Conservation on display

LIHU‘E — Conservation on the U.S. Navy base at Mana encompasses a wide variety of areas on both land and sea, and John Burger is at the center of it all, said Tom Clements, the Pacific Missile Range Facility public affairs officer.

Recently, PMRF earned a prestigious national award for its efforts in the environmental stewardship arena, with a big focus on conservation of birds and sea turtles.

“John is at the center of all of that,” Clements said. “If it was not for his efforts, we might not have earned the honor. He takes care of everything.”

PMRF was one of 16 vendors that hosted exhibits at the first Conservation Awareness Day hosted by the Kaua‘i Conservation Alliance on Wednesday at the Lihu‘e Civic Center breezeway.

Craig Kaneshige of the U.S. Department of Agriculture explained the danger of both the varroa mite and small hive beetle, which are threats to the beekeeping and honey industry in Hawai‘i.

“Of the two, the small hive beetle is the more devastating,” Kaneshige told a visitor to the USDA booth, which had a specimen of the beetle.

“If a hive gets infected by the varroa mite, the honey can still be harvested. But if the small hive beetle gets in, everything is lost because the honey gets contaminated and unusable,” he said.

Gordon Labedz of the Surfrider Foundation unveiled the organization’s new T-shirt at his booth. The group will be participating at the Associated Students of the University of Hawai‘i-Kaua‘i Community College Earth Day celebration today from noon until 6 p.m.

On Saturday, Surfrider Foundation will be working with the Friends of Kamalani and Lydgate Park during its Earth Day project, where new picnic tables will be built and a general cleanup will take place.

Jean Souza, the Kaua‘i projects coordinator of the Hawaiian Islands Humpback Whale National Marine Sanctuary, said the primary focus of its Conservation Awareness Day was the proper size of fish to take for consumption.

“If it’s too big, it might be of prime reproductive age, and if it’s too small, it hasn’t reached prime reproductive maturity,” Souza said. “Either way, it affects the environment and future stock.”

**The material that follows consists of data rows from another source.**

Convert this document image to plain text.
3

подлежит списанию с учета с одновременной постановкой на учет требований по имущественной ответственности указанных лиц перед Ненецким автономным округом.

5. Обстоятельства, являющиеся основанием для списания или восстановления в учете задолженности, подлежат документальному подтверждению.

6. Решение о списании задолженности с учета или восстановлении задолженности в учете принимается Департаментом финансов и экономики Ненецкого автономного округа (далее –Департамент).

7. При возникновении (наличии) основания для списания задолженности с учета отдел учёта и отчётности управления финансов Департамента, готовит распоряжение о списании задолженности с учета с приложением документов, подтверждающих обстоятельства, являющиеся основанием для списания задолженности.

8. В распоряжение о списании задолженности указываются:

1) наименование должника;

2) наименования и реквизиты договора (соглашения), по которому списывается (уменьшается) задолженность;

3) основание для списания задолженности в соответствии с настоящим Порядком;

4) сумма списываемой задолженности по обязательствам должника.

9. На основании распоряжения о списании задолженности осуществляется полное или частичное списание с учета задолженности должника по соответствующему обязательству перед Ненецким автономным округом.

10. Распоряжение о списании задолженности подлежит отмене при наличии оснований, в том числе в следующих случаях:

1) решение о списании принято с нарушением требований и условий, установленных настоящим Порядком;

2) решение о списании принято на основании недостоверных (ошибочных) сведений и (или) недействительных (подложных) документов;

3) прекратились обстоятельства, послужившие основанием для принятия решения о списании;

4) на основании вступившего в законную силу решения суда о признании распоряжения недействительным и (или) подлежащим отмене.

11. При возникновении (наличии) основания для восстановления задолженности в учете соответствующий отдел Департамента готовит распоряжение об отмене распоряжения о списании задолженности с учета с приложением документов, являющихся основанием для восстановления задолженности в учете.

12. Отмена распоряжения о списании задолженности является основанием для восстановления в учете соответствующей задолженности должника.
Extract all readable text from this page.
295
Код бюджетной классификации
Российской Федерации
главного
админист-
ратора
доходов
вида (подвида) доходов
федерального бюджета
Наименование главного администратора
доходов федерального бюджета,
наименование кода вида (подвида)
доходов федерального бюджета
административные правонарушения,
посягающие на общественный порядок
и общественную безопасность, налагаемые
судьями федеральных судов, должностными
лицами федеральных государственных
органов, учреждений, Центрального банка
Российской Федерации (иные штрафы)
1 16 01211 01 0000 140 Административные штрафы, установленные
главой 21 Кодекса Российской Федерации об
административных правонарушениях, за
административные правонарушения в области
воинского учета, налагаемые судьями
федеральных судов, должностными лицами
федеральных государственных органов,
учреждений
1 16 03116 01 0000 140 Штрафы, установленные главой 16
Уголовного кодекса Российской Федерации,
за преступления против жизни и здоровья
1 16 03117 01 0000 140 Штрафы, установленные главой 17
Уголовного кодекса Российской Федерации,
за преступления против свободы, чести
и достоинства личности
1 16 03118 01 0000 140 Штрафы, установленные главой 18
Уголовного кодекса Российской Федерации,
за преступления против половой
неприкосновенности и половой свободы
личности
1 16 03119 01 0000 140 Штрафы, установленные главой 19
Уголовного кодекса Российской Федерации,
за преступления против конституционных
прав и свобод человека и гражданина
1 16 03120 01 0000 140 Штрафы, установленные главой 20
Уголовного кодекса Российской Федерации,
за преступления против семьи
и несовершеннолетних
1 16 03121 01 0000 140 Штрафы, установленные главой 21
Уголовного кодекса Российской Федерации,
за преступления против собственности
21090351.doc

Nina Monsasevitch, chair and co-founder of Kohola Leo, or the Whale Voice group, said it was organized after a lot of misinformation created confusion over the protection of the humpback whale and other marine mammals.

She said the mission of Kohola Leo is to ensure the protection of the whales and the ocean they call home.

Souza said the humpback whale sanctuary will host the annual Marine Fair in conjunction with the Hanapepe Public Library on June 16, with the addition of the Hanalei Watershed Hui, another group that had a display Wednesday.

“We’re going to have a mobile water quality lab as well as a plankton lab,” Souza said. “Additionally, with the help of some of the school teachers, people will have an opportunity to see live plankton under a microscope.”

Maka‘ala Ka‘aumoana of the Hanalei Watershed Hui said their main project is the installation of special warning displays featuring an O‘opu informing people that storm drains empty into the ocean.

“We’ve already talked to the county about this,” Ka‘aumoana said.

Other groups with exhibits included the Save Our Shearwaters Program, the Kaua‘i Endangered Seabird Recovery Project, Kaua‘i Seabird HCP Office, Papahanaumokuakea Marine National Monument, Kaua‘i Invasive Species Committee, Koke‘e Resource Conservation Program, Kaua‘i Marine Mammal Response, Kaua‘i National Wildlife Refuge Complex and the Kaua‘i Forest Bird Recovery Project.